Soprattutto si distinse per quello  straordinario e ardito  intuito professionale che lo portò ad ideare il progetto di sperimentare  l’opera lirica all’aperto (sull’arena), nello specifico proprio in un anfiteatro romano qual è l’Arena di Verona. L’idea folle, inaudita per quegli anni si mostrò  invece un’impresa di modernità rivoluzionaria, una svolta di innovazione epocale per la lirica, si trasformò in un avvenimento strepitoso che tramutò l’Arena in un simbolo della lirica mondiale.

Era il 1913 quando Serafin stesso diresse la prima assoluta di Aida in Arena. Un evento memorabile che segnò la storia del Novecento. Un’orchestra di 800 componenti, 100 in buca, 20.000 spettatori, la  città bloccata ad ascoltare estasiata quelle tonalità che si diffondevano per tutte le gradinate avvolgendo l’intero anfiteatro,  librandosi  poi per tutta  piazza Brà. Miracolo della musica. Serafin divenne un mito. E sempre qui in questa cattedrale del bel canto portò e diresse  il 2 agosto 1947 Maria Callas della quale, da  esperto scopritore di importanti talenti  canori, colse da subito la potenzialità della voce, l’originalità della sua reinterpretazione  del repertorio  melodrammatico. Una voce che però andava curata, affinata tecnicamente. Fu dunque il Maestro con un lavoro attento, competente, a perfezionarla professionalmente, a trasformarla nella Divina che noi tutti conosciamo. Dietro una grande artista, si potrebbe dire, c’è sempre un grande maestro, in questo caso Serafin, un  paradigma che ancora ha molto da insegnare al mondo della lirica contemporanea in termini di passione, lungimiranza e dedizione.
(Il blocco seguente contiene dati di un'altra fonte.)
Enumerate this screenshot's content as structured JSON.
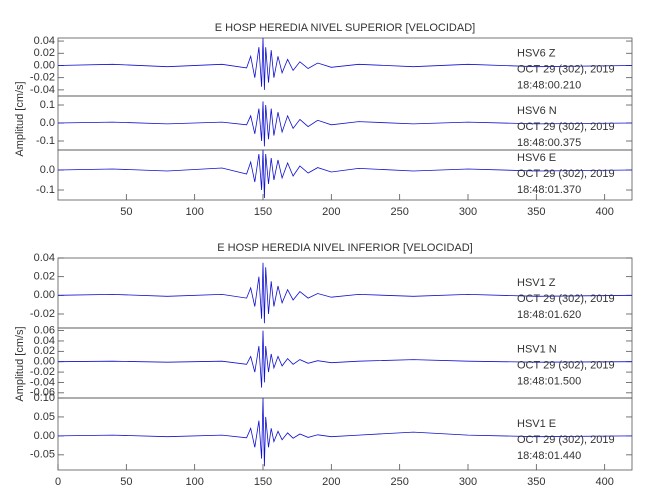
{
  "chart_data": [
    {
      "type": "line",
      "title": "E HOSP HEREDIA NIVEL SUPERIOR [VELOCIDAD]",
      "y_label": "Amplitud [cm/s]",
      "xlim": [
        0,
        420
      ],
      "xticks": [
        50,
        100,
        150,
        200,
        250,
        300,
        350,
        400
      ],
      "x": [
        0,
        40,
        80,
        120,
        138,
        141,
        144,
        147,
        149,
        150,
        151,
        152,
        154,
        156,
        158,
        161,
        164,
        168,
        172,
        177,
        183,
        190,
        200,
        220,
        260,
        300,
        350,
        420
      ],
      "series": [
        {
          "name": "HSV6   Z",
          "date": "OCT 29 (302), 2019",
          "time": "18:48:00.210",
          "color": "#1010d0",
          "ylim": [
            -0.05,
            0.045
          ],
          "yticks": [
            0.04,
            0.02,
            {
              "value": 0,
              "label": "0.00"
            },
            -0.02,
            -0.04
          ],
          "values": [
            0,
            0.002,
            -0.002,
            0.002,
            -0.004,
            0.015,
            -0.02,
            0.03,
            -0.035,
            0.045,
            -0.04,
            0.03,
            -0.028,
            0.025,
            -0.02,
            0.015,
            -0.012,
            0.01,
            -0.008,
            0.006,
            -0.005,
            0.004,
            -0.003,
            0.002,
            -0.002,
            0.002,
            -0.002,
            0
          ]
        },
        {
          "name": "HSV6   N",
          "date": "OCT 29 (302), 2019",
          "time": "18:48:00.375",
          "color": "#1010d0",
          "ylim": [
            -0.15,
            0.15
          ],
          "yticks": [
            0.1,
            {
              "value": 0,
              "label": "0.0"
            },
            -0.1
          ],
          "values": [
            0,
            0.005,
            -0.005,
            0.005,
            -0.01,
            0.04,
            -0.06,
            0.08,
            -0.1,
            0.12,
            -0.13,
            0.1,
            -0.09,
            0.08,
            -0.07,
            0.06,
            -0.05,
            0.04,
            -0.03,
            0.02,
            -0.02,
            0.015,
            -0.01,
            0.008,
            -0.005,
            0.005,
            -0.005,
            0
          ]
        },
        {
          "name": "HSV6   E",
          "date": "OCT 29 (302), 2019",
          "time": "18:48:01.370",
          "color": "#1010d0",
          "ylim": [
            -0.15,
            0.1
          ],
          "yticks": [
            {
              "value": 0,
              "label": "0.0"
            },
            -0.1
          ],
          "values": [
            0,
            0.005,
            -0.005,
            0.01,
            -0.02,
            0.04,
            -0.06,
            0.08,
            -0.1,
            0.1,
            -0.14,
            0.08,
            -0.07,
            0.06,
            -0.05,
            0.05,
            -0.04,
            0.035,
            -0.03,
            0.02,
            -0.015,
            0.012,
            -0.01,
            0.008,
            -0.005,
            0.005,
            -0.005,
            0
          ]
        }
      ]
    },
    {
      "type": "line",
      "title": "E HOSP HEREDIA NIVEL INFERIOR [VELOCIDAD]",
      "y_label": "Amplitud [cm/s]",
      "xlim": [
        0,
        420
      ],
      "xticks": [
        0,
        50,
        100,
        150,
        200,
        250,
        300,
        350,
        400
      ],
      "x": [
        0,
        40,
        80,
        120,
        138,
        141,
        144,
        147,
        149,
        150,
        151,
        152,
        154,
        156,
        158,
        161,
        164,
        168,
        172,
        177,
        183,
        190,
        200,
        220,
        260,
        300,
        350,
        420
      ],
      "series": [
        {
          "name": "HSV1   Z",
          "date": "OCT 29 (302), 2019",
          "time": "18:48:01.620",
          "color": "#1010d0",
          "ylim": [
            -0.035,
            0.04
          ],
          "yticks": [
            0.04,
            0.02,
            {
              "value": 0,
              "label": "0.00"
            },
            -0.02
          ],
          "values": [
            0,
            0.001,
            -0.001,
            0.001,
            -0.003,
            0.008,
            -0.012,
            0.02,
            -0.025,
            0.035,
            -0.03,
            0.03,
            -0.02,
            0.015,
            -0.012,
            0.01,
            -0.008,
            0.006,
            -0.005,
            0.004,
            -0.003,
            0.002,
            -0.002,
            0.001,
            -0.001,
            0.001,
            -0.001,
            0
          ]
        },
        {
          "name": "HSV1   N",
          "date": "OCT 29 (302), 2019",
          "time": "18:48:01.500",
          "color": "#1010d0",
          "ylim": [
            -0.07,
            0.065
          ],
          "yticks": [
            0.06,
            0.04,
            0.02,
            {
              "value": 0,
              "label": "0.00"
            },
            -0.02,
            -0.04,
            -0.06
          ],
          "values": [
            0,
            0.001,
            -0.001,
            0.001,
            -0.005,
            0.01,
            -0.02,
            0.03,
            -0.05,
            0.06,
            -0.04,
            0.03,
            -0.02,
            0.015,
            -0.012,
            0.01,
            -0.008,
            0.006,
            -0.005,
            0.004,
            -0.003,
            0.002,
            -0.002,
            0.001,
            0.004,
            0.001,
            -0.001,
            0
          ]
        },
        {
          "name": "HSV1   E",
          "date": "OCT 29 (302), 2019",
          "time": "18:48:01.440",
          "color": "#1010d0",
          "ylim": [
            -0.09,
            0.1
          ],
          "yticks": [
            {
              "value": 0.1,
              "label": "0.10"
            },
            0.05,
            {
              "value": 0,
              "label": "0.00"
            },
            -0.05
          ],
          "values": [
            0,
            0.002,
            -0.002,
            0.002,
            -0.005,
            0.02,
            -0.03,
            0.04,
            -0.06,
            0.1,
            -0.08,
            0.05,
            -0.03,
            0.02,
            -0.015,
            0.012,
            -0.01,
            0.008,
            -0.006,
            0.005,
            -0.004,
            0.003,
            -0.002,
            0.002,
            0.01,
            0.002,
            -0.002,
            0
          ]
        }
      ]
    }
  ]
}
Callas e Serafin, due artisti non semplicemente da commemorare consegnandoli al passato, ma da assumere a modello per riscoprire nell’opera lirica un linguaggio  “popolare” ancora in grado di parlare al presente, così come immancabilmente sanno fare i capolavori dei classici che pongono a  tema la Bellezza e la Vita. Una sacralità del palcoscenico areniano che troppo spesso oggi viene violata ospitando il baccano di falsi idoli.